Decíamos ayer que Barack Obama es el “activo más importante” del imperio global que domina a las naciones y les impone sus políticas.  Decíamos también que Obama es un creyente fiel en los dogmas económicos y políticos de ese imperio, creencias que adquirió, en parte, en la Universidad de Harvard, pero que tiene que ver mas bien con su sometimiento político al ex primer ministro de Inglaterra, Tony Blair, y a la propia familia real británica, de donde recibe la mayor parte de sus asesoráis. Por esa razón, decíamos también;  Barack Obama cree que es correcto que los Estados Unidos se des industrialice y se trasforme en una “economía verde”.  Es significaría un retroceso en términos de la propia capacidad productiva de esa nación, la cual condenaría a millones al exterminio. Un ejemplo de eso es la decisión de Obama de hacer que el 50 por ciento de las gasolinas que se utiliza en su país llegue a ser derivada del maíz, el Etanol. Eso significa, en lo inmediato, dejar, como ya esta ocurriendo, sin maíz a su país y a buen parte del mundo., incluyendo a México  Otras de las ideas que Obama comparte con Blair y la familia real de Inglaterra, es la política de salud  y seguridad social. La reforma que Obama logro imponer en su país, es una copia al carbón de la reforma que Blair impuso en Inglaterra. Igualmente, el asesor de Obama en ciencia y tecnología, fue asesor de Tony Blair en los mismos asuntos.

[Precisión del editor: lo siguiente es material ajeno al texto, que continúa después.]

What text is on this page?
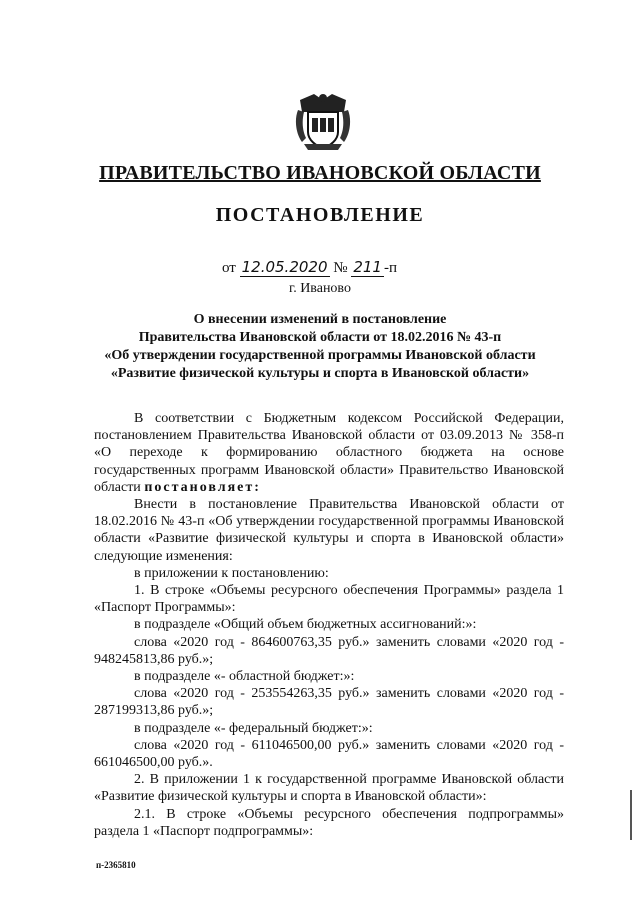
ПРАВИТЕЛЬСТВО ИВАНОВСКОЙ ОБЛАСТИ
ПОСТАНОВЛЕНИЕ
от 12.05.2020 № 211 -п
г. Иваново
О внесении изменений в постановление
Правительства Ивановской области от 18.02.2016 № 43-п
«Об утверждении государственной программы Ивановской области
«Развитие физической культуры и спорта в Ивановской области»

В соответствии с Бюджетным кодексом Российской Федерации, постановлением Правительства Ивановской области от 03.09.2013 № 358-п «О переходе к формированию областного бюджета на основе государственных программ Ивановской области» Правительство Ивановской области постановляет:

Внести в постановление Правительства Ивановской области от 18.02.2016 № 43-п «Об утверждении государственной программы Ивановской области «Развитие физической культуры и спорта в Ивановской области» следующие изменения:

в приложении к постановлению:

1. В строке «Объемы ресурсного обеспечения Программы» раздела 1 «Паспорт Программы»:

в подразделе «Общий объем бюджетных ассигнований:»:

слова «2020 год - 864600763,35 руб.» заменить словами «2020 год - 948245813,86 руб.»;

в подразделе «- областной бюджет:»:

слова «2020 год - 253554263,35 руб.» заменить словами «2020 год - 287199313,86 руб.»;

в подразделе «- федеральный бюджет:»:

слова «2020 год - 611046500,00 руб.» заменить словами «2020 год - 661046500,00 руб.».

2. В приложении 1 к государственной программе Ивановской области «Развитие физической культуры и спорта в Ивановской области»:

2.1. В строке «Объемы ресурсного обеспечения подпрограммы» раздела 1 «Паспорт подпрограммы»:

п-2365810
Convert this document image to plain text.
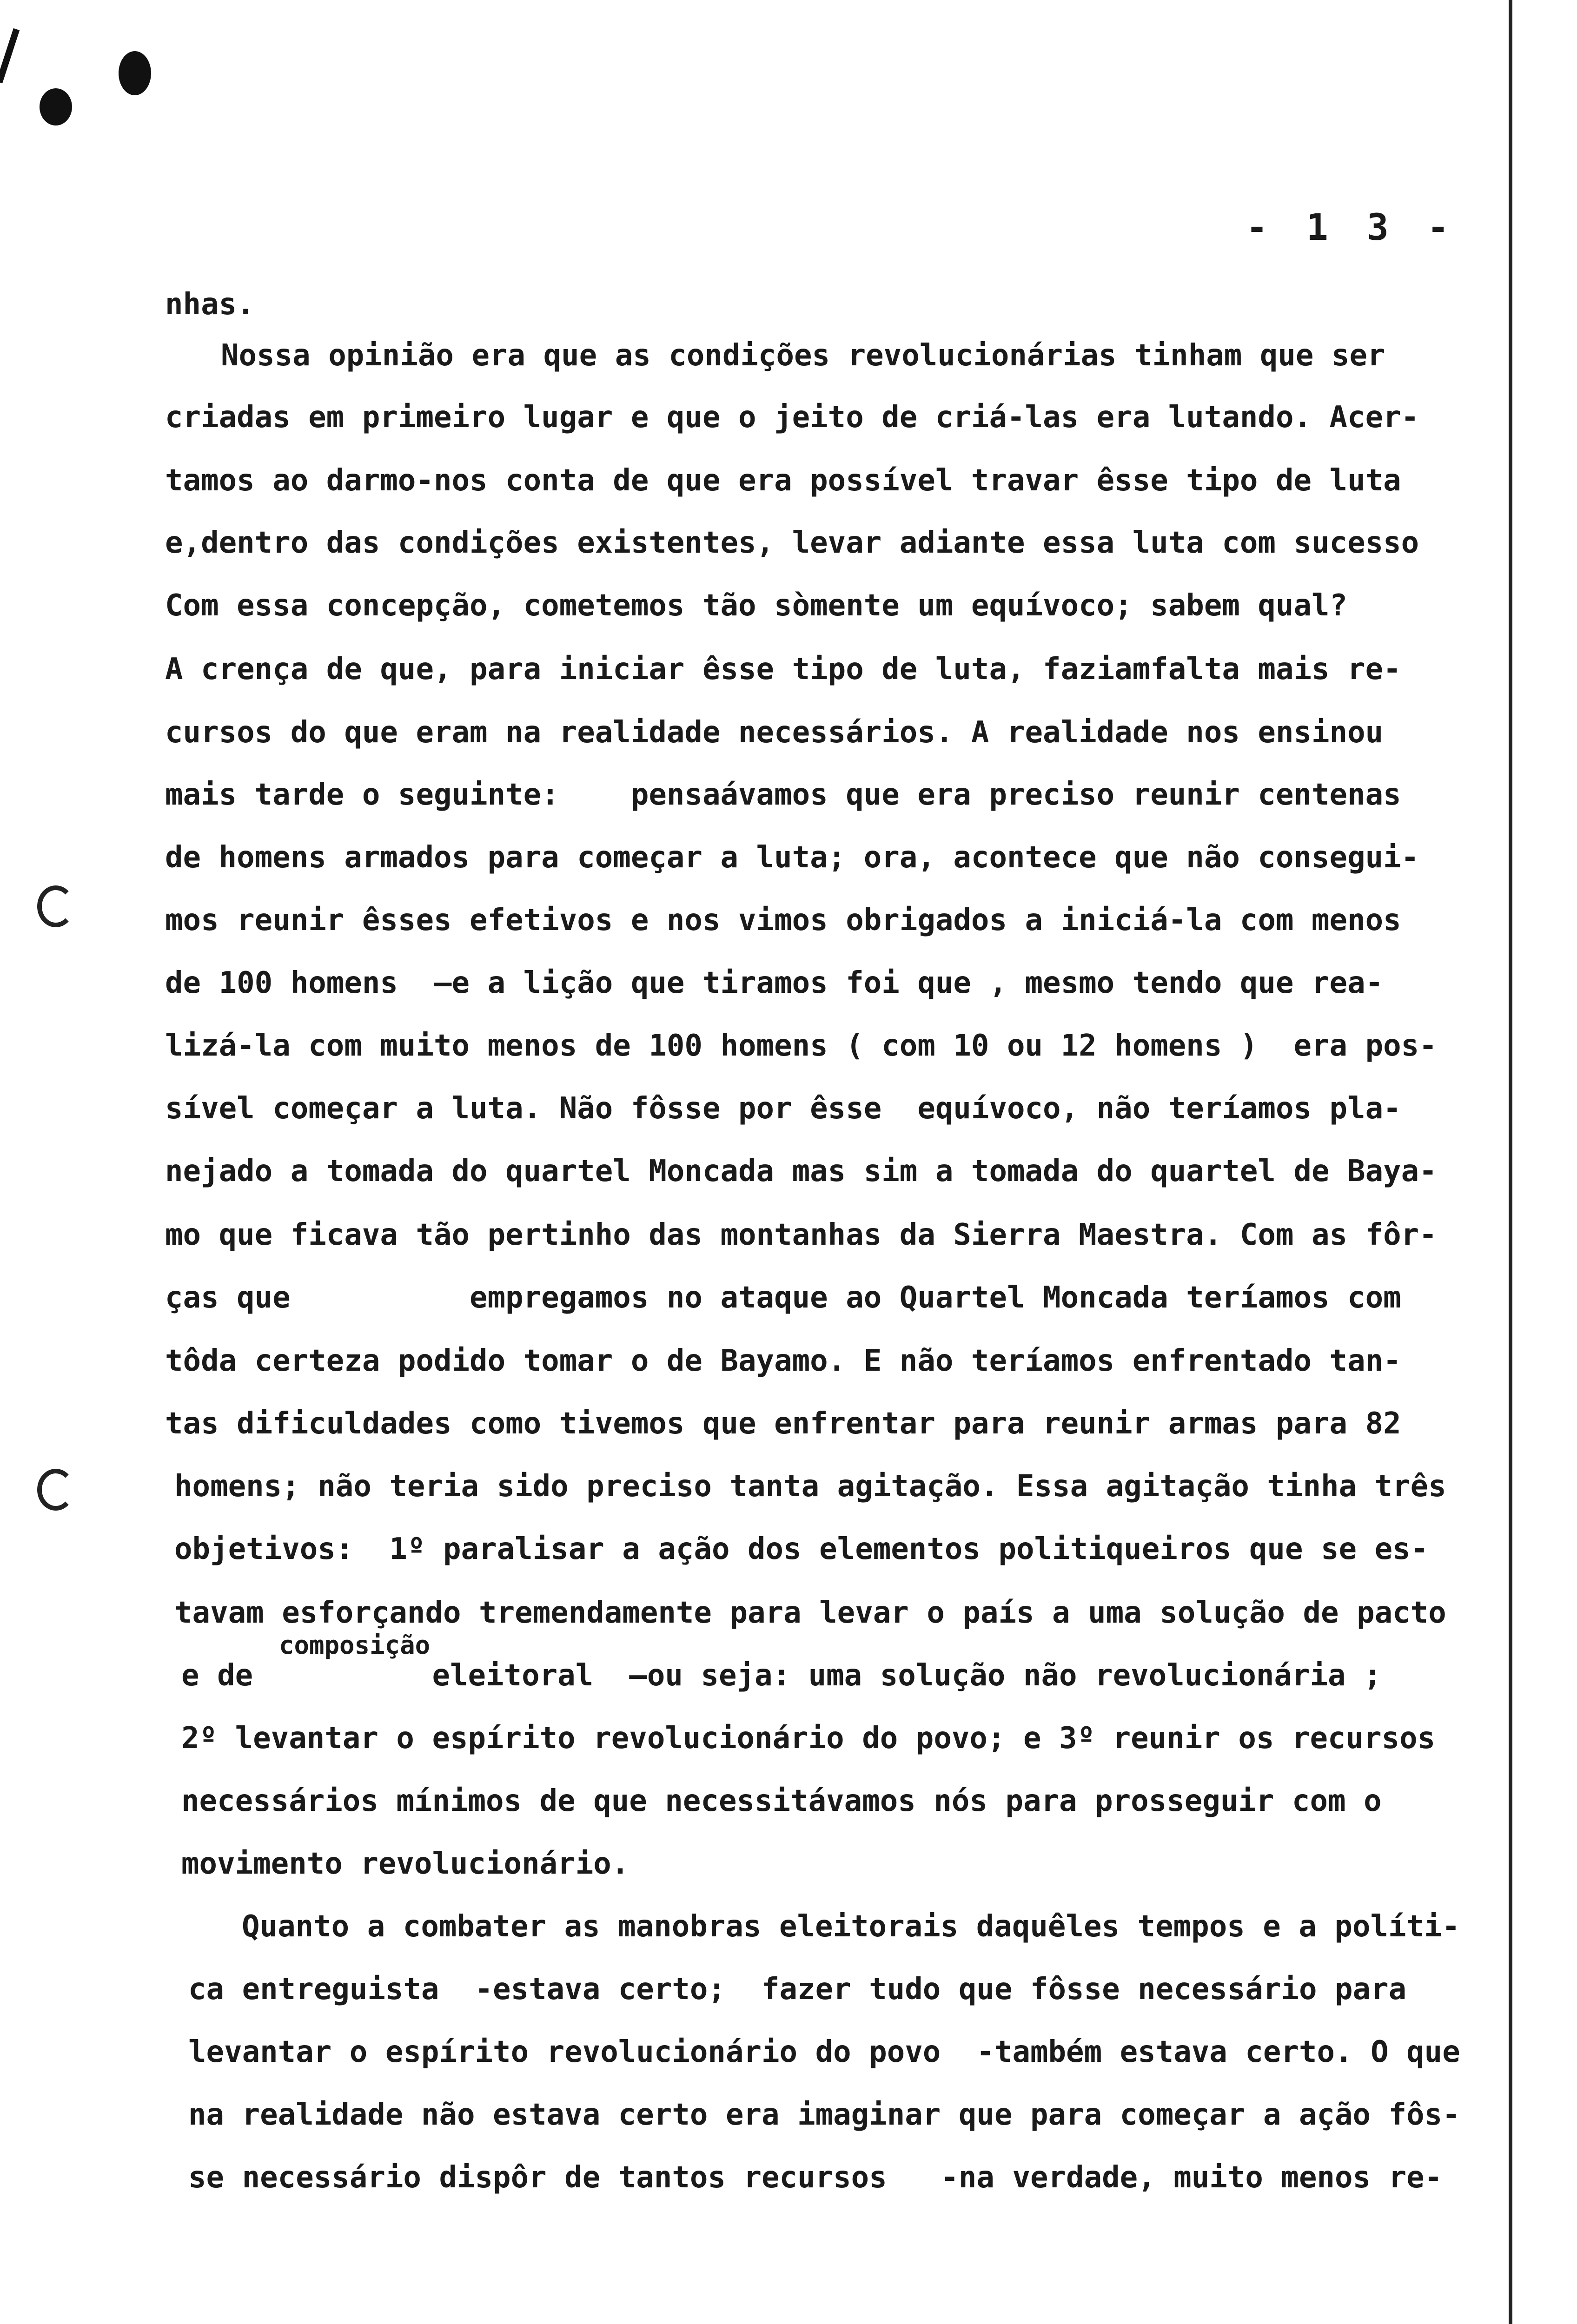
- 1 3 -
nhas.
Nossa opinião era que as condições revolucionárias tinham que ser
criadas em primeiro lugar e que o jeito de criá-las era lutando. Acer-
tamos ao darmo-nos conta de que era possível travar êsse tipo de luta
e,dentro das condições existentes, levar adiante essa luta com sucesso
Com essa concepção, cometemos tão sòmente um equívoco; sabem qual?
A crença de que, para iniciar êsse tipo de luta, faziamfalta mais re-
cursos do que eram na realidade necessários. A realidade nos ensinou
mais tarde o seguinte:    pensaávamos que era preciso reunir centenas
de homens armados para começar a luta; ora, acontece que não consegui-
mos reunir êsses efetivos e nos vimos obrigados a iniciá-la com menos
de 100 homens  —e a lição que tiramos foi que , mesmo tendo que rea-
lizá-la com muito menos de 100 homens ( com 10 ou 12 homens )  era pos-
sível começar a luta. Não fôsse por êsse  equívoco, não teríamos pla-
nejado a tomada do quartel Moncada mas sim a tomada do quartel de Baya-
mo que ficava tão pertinho das montanhas da Sierra Maestra. Com as fôr-
ças que          empregamos no ataque ao Quartel Moncada teríamos com
tôda certeza podido tomar o de Bayamo. E não teríamos enfrentado tan-
tas dificuldades como tivemos que enfrentar para reunir armas para 82
homens; não teria sido preciso tanta agitação. Essa agitação tinha três
objetivos:  1º paralisar a ação dos elementos politiqueiros que se es-
tavam esforçando tremendamente para levar o país a uma solução de pacto
composição
e de          eleitoral  —ou seja: uma solução não revolucionária ;
2º levantar o espírito revolucionário do povo; e 3º reunir os recursos
necessários mínimos de que necessitávamos nós para prosseguir com o
movimento revolucionário.
Quanto a combater as manobras eleitorais daquêles tempos e a políti-
ca entreguista  -estava certo;  fazer tudo que fôsse necessário para
levantar o espírito revolucionário do povo  -também estava certo. O que
na realidade não estava certo era imaginar que para começar a ação fôs-
se necessário dispôr de tantos recursos   -na verdade, muito menos re-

Con esa mentalidad modelada al estilo del imperio británico, Obama maneja la política exterior y sus relaciones con Rusia, China y la India. Por esa razón, Obama esta montando nuevas guerras en Siria y en Líbano, además de mantener vivas las que fueron creadas por Blair como son la de Irak y la de Afganistan.  En Siria, Obama revivió la tesis utilizada por Blair para justificar la invasión de Irak. Obama dice ahora que hay “armas químicas de destrucción masiva” en Siria, y que por eso Turquía debe tener misiles Patriota para atacarla e impedir el uso de esas armas.  Por lo pronto, la OTAN ya se comprometió a colocar esos misiles en la frontera sur de Turquía, una amenaza directa, no tanto para Siria, sino para Rusia.